En 2016 en Nueva York, vivimos la primera ola de protestas contra el maltrato de alguien por ser negro y su correspondiente hagstag #BLM (Black Lives Matter). En una galería de arte vi un póster que decía Black Lives Matter, what do you do about it? (Las vidas negras importan, ¿qué haces tú al respecto?) Y no es una tontería porque hablar de algo y hacer algo para cambiarlo son dos cosas completamente diferentes. Y esto es un poco lo que ocurre con la serie de Netflix Sky Rojo.

Los creadores de la serie, Álex Pina y Esther Martínez Lobato, dicen en este vídeo de SensaCine: “La trata y la prostitución son temas muy desconocidos y por eso siguen funcionando. Simplemente que ocupe el debate y la gente hable de ello ya es más de lo que habíamos soñado”.

En este párrafo de 33 palabras hay múltiples incorreciones:

“ES UN TEMA MUY DESCONOCIDO Y POR ESO SIGUE FUNCIONANDO”.

La prostitución y la explotación de las mujeres por su chulo no es “un tema muy desconocido”. Todo el mundo está familiarizado con él hasta tal punto que la llaman la profesión más vieja del mundo. En Madrid basta pasear por el entorno de la Gran Vía por las calles Desengaño o Ballesta para ver lo que pasa. En minutos uno se da cuenta de la red que hay detrás de las mujeres en la calle.

“SIGUE FUNCIONANDO”

El abuso sexual, la trata y la explotación sexual de la mujeres funciona no porque sea desconocido sino porque es rentable para los que lo gestionan. “El negocio de la prostitución mueve 18.000 millones al año en España.

Lo mismo que Coca-Cola ha insertado en nuestras vidas su bebida que se puede comprar en cualquier maquina dispensadora del mundo, en cualquier lugar del mundo se puede comprar una puta. El principio de la disponibilidad de la Coca-Cola y de la prostitución es el mismo; se basan en un imaginario: burbujas de felicidad. Sky Rojo es el anuncio de Coca-Cola, de la prostitución.

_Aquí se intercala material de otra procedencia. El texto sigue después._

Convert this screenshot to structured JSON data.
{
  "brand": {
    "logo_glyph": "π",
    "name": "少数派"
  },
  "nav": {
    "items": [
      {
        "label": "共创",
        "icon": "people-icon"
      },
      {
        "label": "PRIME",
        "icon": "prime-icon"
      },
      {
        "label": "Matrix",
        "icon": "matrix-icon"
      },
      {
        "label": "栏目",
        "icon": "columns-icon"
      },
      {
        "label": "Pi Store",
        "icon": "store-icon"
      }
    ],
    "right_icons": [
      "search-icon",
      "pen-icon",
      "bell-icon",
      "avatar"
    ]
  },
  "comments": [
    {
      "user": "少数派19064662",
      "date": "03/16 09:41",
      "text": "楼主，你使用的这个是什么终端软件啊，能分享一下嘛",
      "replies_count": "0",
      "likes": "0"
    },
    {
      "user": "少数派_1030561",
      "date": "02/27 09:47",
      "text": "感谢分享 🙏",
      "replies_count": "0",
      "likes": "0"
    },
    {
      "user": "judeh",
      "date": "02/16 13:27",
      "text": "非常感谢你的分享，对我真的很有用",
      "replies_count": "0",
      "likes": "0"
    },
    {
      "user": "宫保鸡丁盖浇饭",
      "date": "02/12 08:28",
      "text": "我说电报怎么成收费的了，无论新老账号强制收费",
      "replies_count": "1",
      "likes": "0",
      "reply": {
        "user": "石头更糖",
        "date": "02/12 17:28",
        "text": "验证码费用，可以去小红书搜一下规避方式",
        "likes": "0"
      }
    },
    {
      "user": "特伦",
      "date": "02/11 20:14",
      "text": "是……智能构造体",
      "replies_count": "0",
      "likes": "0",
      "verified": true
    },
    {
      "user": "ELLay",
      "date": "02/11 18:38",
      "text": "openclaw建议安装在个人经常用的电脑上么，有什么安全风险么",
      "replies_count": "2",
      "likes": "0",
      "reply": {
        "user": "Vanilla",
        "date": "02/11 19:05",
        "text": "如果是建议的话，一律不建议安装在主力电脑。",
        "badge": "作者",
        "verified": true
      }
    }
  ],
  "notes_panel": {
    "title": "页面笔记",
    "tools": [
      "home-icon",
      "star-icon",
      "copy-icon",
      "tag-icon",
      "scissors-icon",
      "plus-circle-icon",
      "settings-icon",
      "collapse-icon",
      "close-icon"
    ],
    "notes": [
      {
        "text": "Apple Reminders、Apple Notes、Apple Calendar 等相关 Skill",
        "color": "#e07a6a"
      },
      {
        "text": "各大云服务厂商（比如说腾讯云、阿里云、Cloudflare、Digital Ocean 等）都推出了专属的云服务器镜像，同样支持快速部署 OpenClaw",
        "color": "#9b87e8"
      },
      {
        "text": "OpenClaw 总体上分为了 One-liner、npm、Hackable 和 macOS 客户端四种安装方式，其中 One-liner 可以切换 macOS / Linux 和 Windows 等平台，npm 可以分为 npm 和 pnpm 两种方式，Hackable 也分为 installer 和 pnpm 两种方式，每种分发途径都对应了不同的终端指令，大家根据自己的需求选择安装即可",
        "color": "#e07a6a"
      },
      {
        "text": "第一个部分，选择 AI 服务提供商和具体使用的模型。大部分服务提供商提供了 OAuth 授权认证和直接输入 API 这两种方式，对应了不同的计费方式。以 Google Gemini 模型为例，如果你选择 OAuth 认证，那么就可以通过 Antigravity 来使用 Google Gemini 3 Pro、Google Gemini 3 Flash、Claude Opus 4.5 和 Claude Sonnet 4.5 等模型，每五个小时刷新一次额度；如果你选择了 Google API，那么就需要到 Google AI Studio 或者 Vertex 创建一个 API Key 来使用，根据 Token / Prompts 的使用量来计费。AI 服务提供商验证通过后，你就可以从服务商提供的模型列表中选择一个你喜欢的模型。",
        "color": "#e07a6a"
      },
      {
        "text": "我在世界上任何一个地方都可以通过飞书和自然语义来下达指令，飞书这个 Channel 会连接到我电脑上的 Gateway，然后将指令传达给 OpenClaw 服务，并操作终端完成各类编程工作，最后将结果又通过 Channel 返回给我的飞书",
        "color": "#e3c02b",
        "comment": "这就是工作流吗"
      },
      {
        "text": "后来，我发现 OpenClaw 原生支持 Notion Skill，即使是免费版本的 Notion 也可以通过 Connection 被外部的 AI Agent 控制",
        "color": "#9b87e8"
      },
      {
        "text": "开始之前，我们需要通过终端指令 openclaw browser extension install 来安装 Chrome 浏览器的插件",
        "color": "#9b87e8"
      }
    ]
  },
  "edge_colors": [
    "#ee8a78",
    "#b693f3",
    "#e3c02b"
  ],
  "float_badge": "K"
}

Si Coca Cola hace pasar el refresco por felicidad; Sky Rojo hace pasar la prostitución por aventura. En los anuncios de Coca-Cola las burbujas son de felicidad pero en la realidad traen la diabetes y obesidad; es más barato comprar Coca-Cola en galones que agua en muchas partes del mundo.

Sky-Rojo vende la explotación de cuerpos, el esclavismo sexual, la manipulación y el crimen organizado como una aventura.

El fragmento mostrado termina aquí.